Every fall, as I begin teaching a fresh new crop of students, I find out about how their families reacted to their coming to seminary to study to be therapists. The responses run the gamut.
Some families are 100% supportive. They believe in the student’s budding sense of vocation, and are excited for them.
Some are skeptical about the value of a seminary education, and worry whether the student will actually be able to make a living.
And some families object to the student’s choice and try to talk them out of it. “If you want to go to seminary, study to be a pastor,” they say, “but not a therapist.” Or: “If you want to go to graduate school, fine. I’ll even pay for it if you go to the state university. But if you go to a Christian school, don’t expect any help from me.”
You would hope that Jesus himself would have had an easier time of it with his family. After all, this is Jesus, right? Who else should be expected to have a “Christian family”? Mary, of course, knew full well of her firstborn’s true identity and calling. But she and Joseph had other children. Would Jesus’ brothers be supportive? Would they believe?
We won’t come to the story until much later in our survey of the gospel of John. In chapter 7, John describes how Jesus’ brothers pressure him to go to Jerusalem, even though that would put him at risk.

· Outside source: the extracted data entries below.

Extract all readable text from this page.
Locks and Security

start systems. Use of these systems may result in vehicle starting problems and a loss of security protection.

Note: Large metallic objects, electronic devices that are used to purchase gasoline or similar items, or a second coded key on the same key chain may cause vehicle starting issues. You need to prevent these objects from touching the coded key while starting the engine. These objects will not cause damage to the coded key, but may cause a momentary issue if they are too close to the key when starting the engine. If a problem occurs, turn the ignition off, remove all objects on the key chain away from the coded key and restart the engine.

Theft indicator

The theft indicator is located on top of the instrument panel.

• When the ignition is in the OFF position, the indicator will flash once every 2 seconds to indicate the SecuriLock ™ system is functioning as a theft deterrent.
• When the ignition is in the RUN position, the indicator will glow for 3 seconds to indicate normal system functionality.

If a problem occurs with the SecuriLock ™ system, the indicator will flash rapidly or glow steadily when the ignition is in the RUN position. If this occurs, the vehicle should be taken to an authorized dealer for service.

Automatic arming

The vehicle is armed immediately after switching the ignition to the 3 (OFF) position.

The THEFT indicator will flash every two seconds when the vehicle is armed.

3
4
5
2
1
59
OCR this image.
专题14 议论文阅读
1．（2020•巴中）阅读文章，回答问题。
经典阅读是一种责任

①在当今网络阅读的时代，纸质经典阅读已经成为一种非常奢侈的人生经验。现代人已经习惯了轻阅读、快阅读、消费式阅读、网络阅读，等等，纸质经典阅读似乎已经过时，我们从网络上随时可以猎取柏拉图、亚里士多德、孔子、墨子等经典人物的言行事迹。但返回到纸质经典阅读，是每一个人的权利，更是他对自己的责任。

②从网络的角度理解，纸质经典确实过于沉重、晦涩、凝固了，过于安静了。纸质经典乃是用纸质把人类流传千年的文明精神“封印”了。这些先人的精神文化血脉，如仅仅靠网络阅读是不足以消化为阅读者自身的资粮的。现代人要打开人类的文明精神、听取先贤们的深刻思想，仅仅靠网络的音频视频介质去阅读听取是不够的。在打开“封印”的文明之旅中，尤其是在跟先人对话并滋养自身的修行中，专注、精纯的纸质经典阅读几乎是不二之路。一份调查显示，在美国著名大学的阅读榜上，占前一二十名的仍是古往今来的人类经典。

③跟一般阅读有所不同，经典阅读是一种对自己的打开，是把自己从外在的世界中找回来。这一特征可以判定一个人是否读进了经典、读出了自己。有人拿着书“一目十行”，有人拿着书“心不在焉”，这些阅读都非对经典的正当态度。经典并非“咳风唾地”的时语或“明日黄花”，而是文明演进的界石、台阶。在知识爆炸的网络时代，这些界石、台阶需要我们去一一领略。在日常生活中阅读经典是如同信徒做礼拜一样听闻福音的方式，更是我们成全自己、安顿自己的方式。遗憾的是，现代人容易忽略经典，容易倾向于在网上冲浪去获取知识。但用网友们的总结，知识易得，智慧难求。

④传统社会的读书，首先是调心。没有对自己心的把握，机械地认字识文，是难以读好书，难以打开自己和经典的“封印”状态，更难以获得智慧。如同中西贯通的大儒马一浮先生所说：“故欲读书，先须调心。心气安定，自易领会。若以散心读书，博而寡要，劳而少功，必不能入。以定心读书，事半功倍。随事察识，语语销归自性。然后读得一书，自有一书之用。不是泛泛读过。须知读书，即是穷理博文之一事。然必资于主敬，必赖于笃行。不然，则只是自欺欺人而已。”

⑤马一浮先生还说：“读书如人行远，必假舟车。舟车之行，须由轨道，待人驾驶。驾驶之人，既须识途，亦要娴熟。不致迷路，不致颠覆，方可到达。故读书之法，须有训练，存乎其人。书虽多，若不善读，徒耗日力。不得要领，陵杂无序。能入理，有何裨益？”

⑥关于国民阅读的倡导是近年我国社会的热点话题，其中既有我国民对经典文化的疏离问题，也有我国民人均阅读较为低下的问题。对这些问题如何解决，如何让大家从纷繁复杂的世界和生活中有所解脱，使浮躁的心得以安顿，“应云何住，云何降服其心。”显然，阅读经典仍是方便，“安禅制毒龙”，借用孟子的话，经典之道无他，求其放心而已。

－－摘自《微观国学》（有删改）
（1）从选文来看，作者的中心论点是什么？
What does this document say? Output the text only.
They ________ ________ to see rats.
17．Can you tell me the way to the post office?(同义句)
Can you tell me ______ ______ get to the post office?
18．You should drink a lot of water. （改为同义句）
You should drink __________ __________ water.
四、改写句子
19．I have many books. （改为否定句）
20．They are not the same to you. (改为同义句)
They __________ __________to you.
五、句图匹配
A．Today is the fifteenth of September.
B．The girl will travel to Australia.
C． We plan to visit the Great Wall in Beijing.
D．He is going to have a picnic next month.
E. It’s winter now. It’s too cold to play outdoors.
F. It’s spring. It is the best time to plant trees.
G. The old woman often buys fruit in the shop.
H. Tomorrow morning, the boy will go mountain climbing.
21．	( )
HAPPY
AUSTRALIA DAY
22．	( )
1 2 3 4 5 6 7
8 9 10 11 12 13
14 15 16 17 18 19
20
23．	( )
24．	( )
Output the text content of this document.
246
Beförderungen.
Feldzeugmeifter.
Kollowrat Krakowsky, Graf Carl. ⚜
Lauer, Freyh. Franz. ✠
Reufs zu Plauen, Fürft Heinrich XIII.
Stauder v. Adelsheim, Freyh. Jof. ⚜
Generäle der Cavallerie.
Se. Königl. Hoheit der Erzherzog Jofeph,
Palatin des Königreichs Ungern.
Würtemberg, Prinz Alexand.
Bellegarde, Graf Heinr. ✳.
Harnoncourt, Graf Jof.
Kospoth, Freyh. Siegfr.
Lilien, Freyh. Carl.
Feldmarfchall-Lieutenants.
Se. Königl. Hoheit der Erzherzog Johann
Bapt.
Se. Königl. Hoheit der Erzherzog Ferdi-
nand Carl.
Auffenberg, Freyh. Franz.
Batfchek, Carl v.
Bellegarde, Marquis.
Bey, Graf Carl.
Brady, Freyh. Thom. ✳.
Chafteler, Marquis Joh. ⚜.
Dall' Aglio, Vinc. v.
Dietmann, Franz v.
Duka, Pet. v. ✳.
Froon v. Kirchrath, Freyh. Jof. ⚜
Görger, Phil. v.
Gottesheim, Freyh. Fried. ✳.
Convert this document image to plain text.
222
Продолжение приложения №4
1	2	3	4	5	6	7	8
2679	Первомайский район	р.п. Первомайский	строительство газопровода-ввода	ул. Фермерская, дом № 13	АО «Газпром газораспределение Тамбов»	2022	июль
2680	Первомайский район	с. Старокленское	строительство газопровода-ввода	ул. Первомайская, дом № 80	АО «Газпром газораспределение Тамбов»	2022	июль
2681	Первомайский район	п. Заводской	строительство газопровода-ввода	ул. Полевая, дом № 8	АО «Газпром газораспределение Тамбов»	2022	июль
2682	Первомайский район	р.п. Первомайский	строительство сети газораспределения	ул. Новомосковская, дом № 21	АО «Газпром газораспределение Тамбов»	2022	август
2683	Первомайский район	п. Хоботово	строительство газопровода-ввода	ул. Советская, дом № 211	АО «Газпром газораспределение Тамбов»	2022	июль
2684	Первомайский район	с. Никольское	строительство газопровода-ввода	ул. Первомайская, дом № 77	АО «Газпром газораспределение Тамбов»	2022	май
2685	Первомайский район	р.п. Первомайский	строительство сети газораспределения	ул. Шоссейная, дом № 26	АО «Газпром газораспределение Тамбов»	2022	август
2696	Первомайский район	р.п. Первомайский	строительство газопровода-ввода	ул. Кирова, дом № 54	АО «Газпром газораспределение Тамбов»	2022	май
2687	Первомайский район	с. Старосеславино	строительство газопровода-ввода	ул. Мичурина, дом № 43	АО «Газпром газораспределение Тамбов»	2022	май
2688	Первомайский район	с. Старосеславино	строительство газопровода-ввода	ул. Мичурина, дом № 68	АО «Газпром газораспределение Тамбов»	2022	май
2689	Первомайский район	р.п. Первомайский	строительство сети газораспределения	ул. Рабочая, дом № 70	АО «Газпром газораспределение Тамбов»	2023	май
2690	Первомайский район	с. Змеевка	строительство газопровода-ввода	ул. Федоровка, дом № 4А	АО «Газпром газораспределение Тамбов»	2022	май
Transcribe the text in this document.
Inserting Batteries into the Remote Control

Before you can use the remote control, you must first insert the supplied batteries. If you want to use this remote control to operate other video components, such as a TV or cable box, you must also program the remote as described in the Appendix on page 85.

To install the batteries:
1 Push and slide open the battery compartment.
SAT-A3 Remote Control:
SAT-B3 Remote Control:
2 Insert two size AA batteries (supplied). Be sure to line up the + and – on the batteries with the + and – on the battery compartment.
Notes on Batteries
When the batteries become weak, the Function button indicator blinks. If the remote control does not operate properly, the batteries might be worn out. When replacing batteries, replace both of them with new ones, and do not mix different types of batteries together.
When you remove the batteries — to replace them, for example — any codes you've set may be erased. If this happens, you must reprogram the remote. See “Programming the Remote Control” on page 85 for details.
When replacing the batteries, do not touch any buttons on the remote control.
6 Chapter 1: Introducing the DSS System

Why? They didn’t believe in him, and were probably mocking him (John 7:1-5).
In response, Jesus says, “My time has not yet come” (John 7:6, 8) — basically, the same response he gave to Mary about the shortage of wine. It’s that statement that ties the story in chapter 7 to the miracle in chapter 2, and makes me wonder about this little side note from John: “After this (i.e., the wedding in Cana and the miracle of water into wine), Jesus and his mother, his brothers, and his disciples went down to Capernaum and stayed there for a few days” (John 2:12, CEB).
I read this, and wonder: does that mean that Jesus’ brothers were also at the wedding? That’s the most natural reading of the text. And that also means they probably knew of the miracle.
And still, they didn’t believe.
As suggested in the previous post, the miracle at Cana was a quiet one; only a few people knew about it. But imagine with me for a moment: what if Jesus had had a publicist? He would have been told, “Look, Jesus, you’re wasting an opportunity. This is great stuff. More people need to know about what you did. You need to post it to your Facebook status; we’ll find a way to drive more traffic to your page. We’ll get you some interviews and media coverage. If you really want to change the world, this is what you have to do.”
In other words, the publicist would have given the Jesus the same kind of advice that his unbelieving brothers did (see John 7:3-4).
We need our families. Hopefully, we love our families. But they won’t always be there for us, and they won’t always affirm what we believe our calling to be. It was true of Jesus, and sometimes, it will be true of us as well.
We, of course, are fallible and self-deluding in a way that Jesus was not. We therefore need to be humble, honest, and thoughtful in how we listen to our families’ counsel.
But we shouldn’t be surprised if they don’t see things the same way.